Postgres 9.3 is going to be a great release for JSON data type. After having a look at the new functions for data generation, let’s look at the new JSON features that the commit below brings.
commit a570c98d7fa0841f17bbf51d62d02d9e493c7fcc
Author: Andrew Dunstan
Date: Fri Mar 29 14:12:13 2013 -0400
 
Add new JSON processing functions and parser API.
 
The JSON parser is converted into a recursive descent parser, and
exposed for use by other modules such as extensions. The API provides
hooks for all the significant parser event such as the beginning and end
of objects and arrays, and providing functions to handle these hooks
allows for fairly simple construction of a wide variety of JSON
processing functions. A set of new basic processing functions and
operators is also added, which use this API, including operations to
extract array elements, object fields, get the length of arrays and the
set of keys of a field, deconstruct an object into a set of key/value
pairs, and create records from JSON objects and arrays of objects.
 
Catalog version bumped.
 
Andrew Dunstan, with some documentation assistance from Merlin Moncure.
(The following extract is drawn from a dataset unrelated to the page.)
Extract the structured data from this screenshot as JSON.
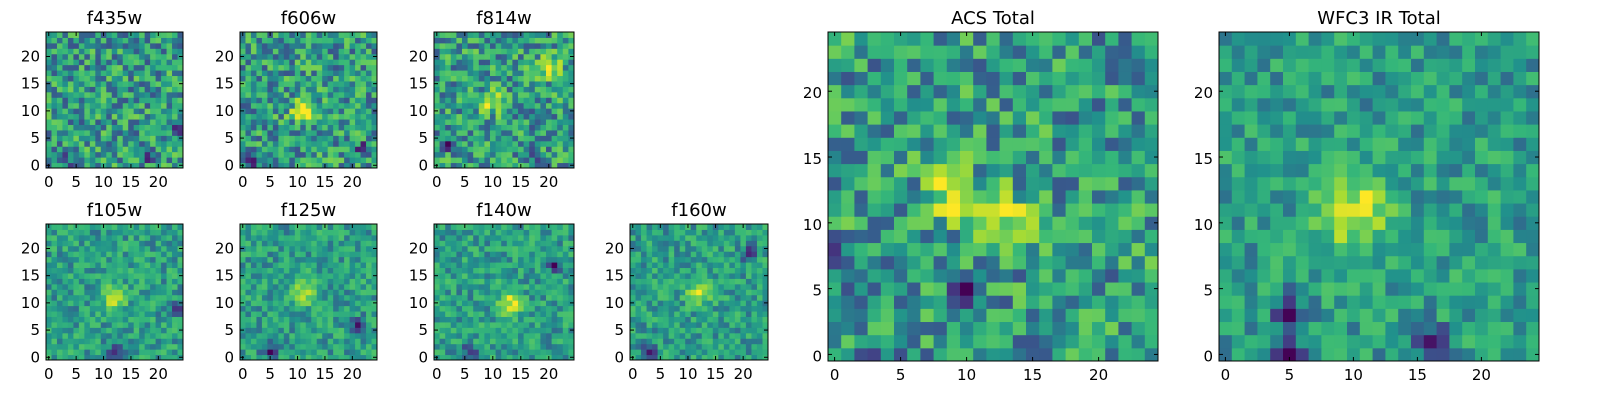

Based on stored JSON data, this commit introduces a new layer of APIs, operators and functions that can be used to manipulate and process JSON data. There are 4 new operators and 8 new functions (hopefully I counted right), so as there is a lot of content this post is only focused on the new operators.

The following set of data is used for all the examples presented in this post with some subsets of data, arrays and plain variables.
postgres=# CREATE TABLE aa (a int, b json);
CREATE TABLE
postgres=# INSERT INTO aa VALUES (1, '{"f1":1,"f2":true,"f3":"Hi I''m \"Daisy\""}');
INSERT 0 1
postgres=# INSERT INTO aa VALUES (2, '{"f1":{"f11":11,"f12":12},"f2":2}');
INSERT 0 1
postgres=# INSERT INTO aa VALUES (3, '{"f1":[1,"Robert \"M\"",true],"f2":[2,"Kevin \"K\"",false]}');
INSERT 0 1

The first operator is “->”, that can be used to fetch field values directly from JSON data. It can be used with a text value identifying the key of field.
postgres=# SELECT b->'f1' AS f1, b->'f3' AS f3 FROM aa WHERE a = 1;
f1 | f3
----+--------------------
1 | "Hi I'm \"Daisy\""
(1 row)

Multiple keys can also be used in chain to retrieve data or another JSON subset of data.
postgres=# SELECT b->'f1'->'f12' AS f12 FROM aa WHERE a = 2;
f12
-----
12
(1 row)
postgres=# SELECT b->'f1' AS f1 FROM aa WHERE a = 2;
f1
---------------------
{"f11":11,"f12":12}
(1 row)

In a more interesting way, when an integer is used as key, you can fetch data directly in a stored array, like that for example:
postgres=# SELECT b->'f1'->0 as f1_0 FROM aa WHERE a = 3;
f1_0
------
1
(1 row)

The second operator added is “->>”. Contrary to “->” that returns a JSON legal text, “->>” returns plain text.
postgres=# SELECT b->>'f3' AS f1 FROM aa WHERE a = 1;
f1
----------------
Hi I'm "Daisy"
(1 row)
postgres=# SELECT b->'f3' AS f1 FROM aa WHERE a = 1;
f1
--------------------
"Hi I'm \"Daisy\""
(1 row)

Similarly to “->”, it is possible to use either an integer or a text as key. For an integer, the key represents the position of element in an array.
postgres=# SELECT b->'f1'->>1 as f1_0 FROM aa WHERE a = 3;
f1_0
------------
Robert "M"
(1 row)
postgres=# SELECT b->'f1'->1 as f1_0 FROM aa WHERE a = 3;
f1_0
----------------
"Robert \"M\""
(1 row)

Of course, you cannot fetch data from an array using a field name.
postgres=# SELECT b->'f1'->>'1' as f1_0 FROM aa WHERE a = 3;
ERROR: cannot extract field from a non-object

As well as you cannot fetch a field using an element number.
postgres=# SELECT b->1 as f1_0 FROM aa WHERE a = 3;
ERROR: cannot extract array element from a non-array

The last 2 operators added are “#>” and “#>>”. With those ones, it is possible to fetch directly an element in an array without using a combo of the type “column->’$FIELD’->$INT_INDEX. This can make your queries far more readable when manipulating arrays in JSON.
postgres=# SELECT b#>'{f1,1}' as f1_0 FROM aa WHERE a = 3;
f1_0
----------------
"Robert \"M\""
(1 row)
postgres=# SELECT b#>>'{f1,1}' as f1_0 FROM aa WHERE a = 3;
f1_0
------------
Robert "M"
(1 row)

“#>” fetches text data in a legal JSON format, and “#>>” fetches data as plain text.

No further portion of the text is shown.